Anglais en Suisse — Wikipédia

En Suisse, l'anglais est, avec l'allemand, le français et l'italien, une des principales langues parlées dans la vie active[1]. Il est enseigné dès l'école primaire[2] et utilisé également dans l'enseignement supérieur.

En 2016, l'anglais est la langue principale pour 5,1 % de la population du pays[3]. L'anglais est donc la 4e langue la plus parlée en Suisse derrière l'allemand, le français et l'italien. En 2000, 4 % le parlent dans le cercle familial[4] et 11 à 23 %, selon les régions linguistiques[5], l'utilisent dans un cadre professionnel[6]. L'anglais est utilisé pour communiquer avec des anglophones, mais également pour communiquer entre des Suisses de langue maternelle différente. C'est un anglais britannique standard, influencé par l'omniprésence d'autres langues [réf. nécessaire].

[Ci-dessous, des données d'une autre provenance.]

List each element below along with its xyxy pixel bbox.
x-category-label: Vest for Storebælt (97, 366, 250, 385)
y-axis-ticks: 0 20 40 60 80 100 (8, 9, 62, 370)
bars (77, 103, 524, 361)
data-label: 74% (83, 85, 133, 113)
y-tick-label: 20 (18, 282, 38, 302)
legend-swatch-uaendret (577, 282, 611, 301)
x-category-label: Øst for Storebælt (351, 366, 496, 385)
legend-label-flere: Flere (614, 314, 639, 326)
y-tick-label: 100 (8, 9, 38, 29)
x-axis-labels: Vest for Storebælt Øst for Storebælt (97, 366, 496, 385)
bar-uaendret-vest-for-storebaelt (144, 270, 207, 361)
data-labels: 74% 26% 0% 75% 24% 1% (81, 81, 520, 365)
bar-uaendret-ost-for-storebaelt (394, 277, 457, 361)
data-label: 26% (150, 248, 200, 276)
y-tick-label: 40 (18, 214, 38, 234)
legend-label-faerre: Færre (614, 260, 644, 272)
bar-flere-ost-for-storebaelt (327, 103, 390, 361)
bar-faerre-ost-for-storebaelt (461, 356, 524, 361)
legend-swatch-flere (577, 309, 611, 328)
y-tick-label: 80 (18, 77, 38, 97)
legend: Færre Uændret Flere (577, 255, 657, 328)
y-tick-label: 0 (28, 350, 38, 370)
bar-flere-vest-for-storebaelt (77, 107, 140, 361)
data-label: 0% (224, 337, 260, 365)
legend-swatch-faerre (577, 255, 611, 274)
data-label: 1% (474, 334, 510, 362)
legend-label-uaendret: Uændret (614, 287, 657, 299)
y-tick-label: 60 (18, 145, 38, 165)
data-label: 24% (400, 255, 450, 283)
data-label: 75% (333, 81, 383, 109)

L'anglais et les langues nationales[modifier | modifier le code]

En Suisse, 65 % de la population a comme langue principale[note 1] l'allemand[note 2], 20 % le français, 6 % l'italien, et une petite minorité parle le romanche[7]. En moyenne, un adulte parle deux langues étrangères : une autre langue nationale et l'anglais[9]. Par ailleurs, plus de la moitié des habitants ne sont pas polyglottes[10] et jugent leur connaissance des langues autre que celle de leur région d'« insuffisantes »[10]. L'anglais, en Suisse n'est pas une langue d'immigration[réf. nécessaire] mais une langue planétaire[11],[12]. Il est souvent décrit comme plus simple à apprendre que les langues nationales[13] et il est alors utilisé dans certains cas, « à défaut d'une autre langue », pour communiquer entre différentes communautés linguistiques; Mercedes Durham estime ainsi: « English can be considered a default language in Switzerland. »[14]. Selon une thèse défendue en 2007, l'anglais offre l'avantage de ne pas favoriser une communauté aux dépens de l'autre et permet de contourner les difficultés d'apprentissage liées à la diglossie du suisse-allemand – la langue majoritaire du pays[10].

Domaines d'utilisation[modifier | modifier le code]

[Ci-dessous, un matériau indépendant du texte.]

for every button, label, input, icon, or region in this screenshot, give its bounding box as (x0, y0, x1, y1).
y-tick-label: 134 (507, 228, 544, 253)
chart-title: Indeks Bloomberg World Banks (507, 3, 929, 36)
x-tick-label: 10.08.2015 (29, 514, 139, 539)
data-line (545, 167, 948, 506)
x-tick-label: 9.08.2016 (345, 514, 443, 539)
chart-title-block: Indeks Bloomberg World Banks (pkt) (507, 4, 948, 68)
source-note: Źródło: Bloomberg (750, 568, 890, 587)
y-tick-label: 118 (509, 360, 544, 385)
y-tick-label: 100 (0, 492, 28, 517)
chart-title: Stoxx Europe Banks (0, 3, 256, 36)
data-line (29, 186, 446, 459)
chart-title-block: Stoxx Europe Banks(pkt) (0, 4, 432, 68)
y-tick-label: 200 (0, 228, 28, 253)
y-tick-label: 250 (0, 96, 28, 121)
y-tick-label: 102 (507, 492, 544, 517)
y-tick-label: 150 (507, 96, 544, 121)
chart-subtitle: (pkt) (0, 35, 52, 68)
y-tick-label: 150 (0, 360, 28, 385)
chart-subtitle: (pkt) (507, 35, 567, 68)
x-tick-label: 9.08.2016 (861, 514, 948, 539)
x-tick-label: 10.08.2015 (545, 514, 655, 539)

Jusqu'en 1950, l'anglais était utilisé en Suisse principalement avec les habitants des pays anglo-saxons – avant tout britanniques, puis son usage a radicalement changé[15]. L'usage de l'anglais entre Suisses – depuis 1960 – est ressenti comme une menace pour le paysage linguistique de ce pays[16]. Il pourrait devenir une langue instrumentale, ce qui aurait des effets néfastes sur les traditions linguistiques essentiellement tournées sur les langues nationales[16].

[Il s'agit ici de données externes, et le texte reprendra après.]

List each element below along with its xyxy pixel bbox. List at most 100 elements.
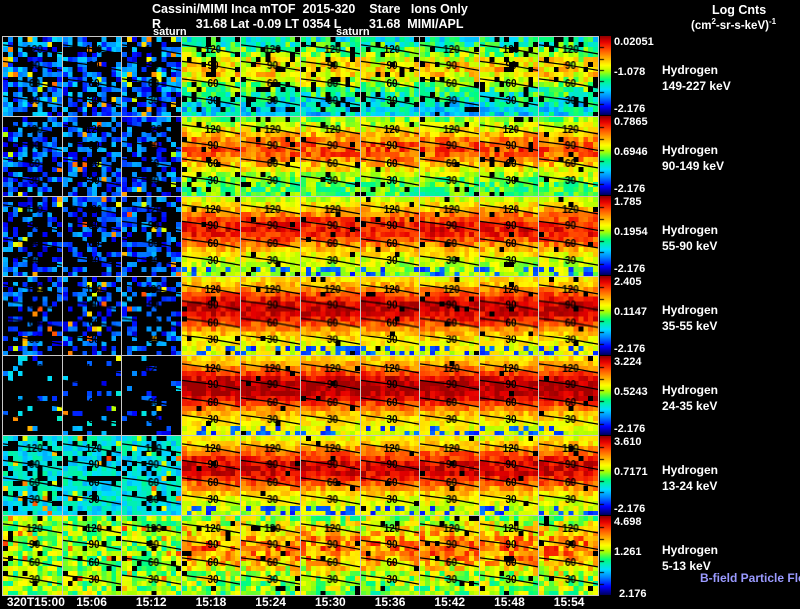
spectrogram-panel [539, 516, 598, 595]
panel-heatmap-canvas [122, 196, 181, 276]
time-tick-label: 15:12 [135, 595, 167, 609]
spectrogram-panel [122, 516, 181, 595]
panel-heatmap-canvas [420, 116, 479, 196]
panel-heatmap-canvas [539, 116, 598, 196]
time-tick-label: 15:18 [195, 595, 227, 609]
spectrogram-panel [300, 196, 360, 276]
panel-heatmap-canvas [539, 196, 598, 276]
time-tick-label: 15:24 [255, 595, 286, 609]
spectrogram-panel [539, 276, 598, 356]
panel-heatmap-canvas [479, 116, 539, 196]
spectrogram-panel [539, 196, 598, 276]
panel-heatmap-canvas [62, 116, 122, 196]
spectrogram-panel [3, 116, 62, 196]
panel-heatmap-canvas [539, 37, 598, 116]
panel-heatmap-canvas [479, 516, 539, 595]
scale-mid: -1.078 [614, 66, 646, 78]
spectrogram-panel [300, 37, 360, 116]
scale-max: 3.610 [614, 436, 642, 448]
colorbar-canvas [600, 436, 611, 515]
spectrogram-panel [181, 116, 241, 196]
panel-heatmap-canvas [122, 37, 181, 116]
colorbar-canvas [600, 196, 611, 275]
colorbar-canvas [600, 36, 611, 115]
scale-max: 0.02051 [614, 36, 654, 48]
colorbar-row3 [600, 196, 611, 275]
panel-heatmap-canvas [241, 276, 300, 356]
scale-min: -2.176 [614, 503, 646, 515]
spectrogram-panel [420, 356, 479, 436]
panel-heatmap-canvas [3, 436, 62, 516]
panel-heatmap-canvas [300, 196, 360, 276]
panel-heatmap-canvas [122, 356, 181, 436]
spectrogram-panel [62, 37, 122, 116]
spectrogram-panel [300, 356, 360, 436]
spectrogram-panel [420, 276, 479, 356]
panel-heatmap-canvas [300, 356, 360, 436]
scale-mid: 0.5243 [614, 386, 648, 398]
channel-label: Hydrogen 90-149 keV [662, 143, 725, 173]
spectrogram-panel [479, 276, 539, 356]
panel-heatmap-canvas [62, 276, 122, 356]
spectrogram-panel [122, 116, 181, 196]
spectrogram-panel [62, 516, 122, 595]
spectrogram-panel [300, 516, 360, 595]
panel-heatmap-canvas [420, 196, 479, 276]
time-tick-label: 15:54 [553, 595, 585, 609]
panel-heatmap-canvas [479, 276, 539, 356]
spectrogram-panel [360, 37, 420, 116]
time-tick-label: 15:30 [314, 595, 346, 609]
colorbar-canvas [600, 116, 611, 195]
panel-heatmap-canvas [360, 196, 420, 276]
panel-heatmap-canvas [539, 436, 598, 516]
scale-min: -2.176 [614, 423, 646, 435]
panel-heatmap-canvas [420, 276, 479, 356]
colorbar-canvas [600, 356, 611, 435]
channel-label: Hydrogen 149-227 keV [662, 63, 731, 93]
panel-heatmap-canvas [539, 516, 598, 595]
panel-heatmap-canvas [62, 196, 122, 276]
spectrogram-panel [181, 37, 241, 116]
panel-heatmap-canvas [420, 37, 479, 116]
panel-heatmap-canvas [181, 116, 241, 196]
panel-heatmap-canvas [122, 516, 181, 595]
panel-heatmap-canvas [420, 516, 479, 595]
colorbar-row5 [600, 356, 611, 435]
spectrogram-panel [420, 37, 479, 116]
bfield-particle-flow-label: B-field Particle Flow [700, 571, 800, 585]
saturn-marker: saturn [336, 26, 370, 38]
panel-heatmap-canvas [3, 116, 62, 196]
panel-heatmap-canvas [420, 356, 479, 436]
spectrogram-panel [3, 436, 62, 516]
spectrogram-panel [181, 516, 241, 595]
panel-heatmap-canvas [3, 196, 62, 276]
time-tick-label: 15:06 [76, 595, 107, 609]
panel-heatmap-canvas [241, 436, 300, 516]
panel-heatmap-canvas [479, 37, 539, 116]
page-title: Cassini/MIMI Inca mTOF 2015-320 Stare Io… [152, 2, 468, 16]
panel-heatmap-canvas [3, 37, 62, 116]
spectrogram-panel [3, 356, 62, 436]
panel-heatmap-canvas [181, 516, 241, 595]
scale-min: -2.176 [614, 263, 646, 275]
colorbar-units-title: Log Cnts [712, 3, 767, 17]
colorbar-units-formula: (cm2-sr-s-keV)-1 [691, 17, 777, 32]
superscript-minus-1: -1 [768, 17, 777, 26]
spectrogram-panel-grid [2, 36, 599, 596]
spectrogram-panel [241, 37, 300, 116]
panel-heatmap-canvas [241, 196, 300, 276]
colorbar-row1 [600, 36, 611, 115]
spectrogram-panel [122, 196, 181, 276]
time-tick-label: 15:42 [434, 595, 466, 609]
spectrogram-panel [360, 196, 420, 276]
panel-heatmap-canvas [360, 276, 420, 356]
panel-heatmap-canvas [300, 436, 360, 516]
panel-heatmap-canvas [479, 356, 539, 436]
spectrogram-panel [241, 116, 300, 196]
panel-heatmap-canvas [122, 116, 181, 196]
spectrogram-panel [62, 116, 122, 196]
scale-max: 1.785 [614, 196, 642, 208]
panel-heatmap-canvas [181, 356, 241, 436]
spectrogram-panel [420, 436, 479, 516]
spectrogram-panel [241, 516, 300, 595]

D'un côté, l'usage de l'anglais en Suisse est comparable à celui fait au Japon, en Iran et d'une façon générale en Europe : une langue secondaire, considérée comme un « atout », enseignée à l'école, et principalement utilisée dans un contexte international – commerce et tourisme. D'un autre côté, l'anglais est utilisé comme langue véhiculaire pour des communications intra-nationales, comme c'est le cas en Inde[17].

Selon le recensement de 2000, 23 % de la population alémanique, 17 % de la population francophone, et 11 % de la population italophone utilisent l'anglais au travail, en augmentation par rapport à 1990[5]. Le pourcentage est plus élevé dans les régions citadines tels que les cantons de Genève et de Zurich et plus faible dans les régions de campagne telles que le canton du Jura[18]. Il varie fortement en fonction des domaines d'activités, avec – pour la Suisse alémanique – environ 4 % dans les secteurs de l'agriculture, la sylviculture et la construction et plus de 30 % dans les secteurs de la technique, de l'informatique, du commerce, des transports, des banques et du management[19]. Il existe une demande d'intensifier son enseignement[20].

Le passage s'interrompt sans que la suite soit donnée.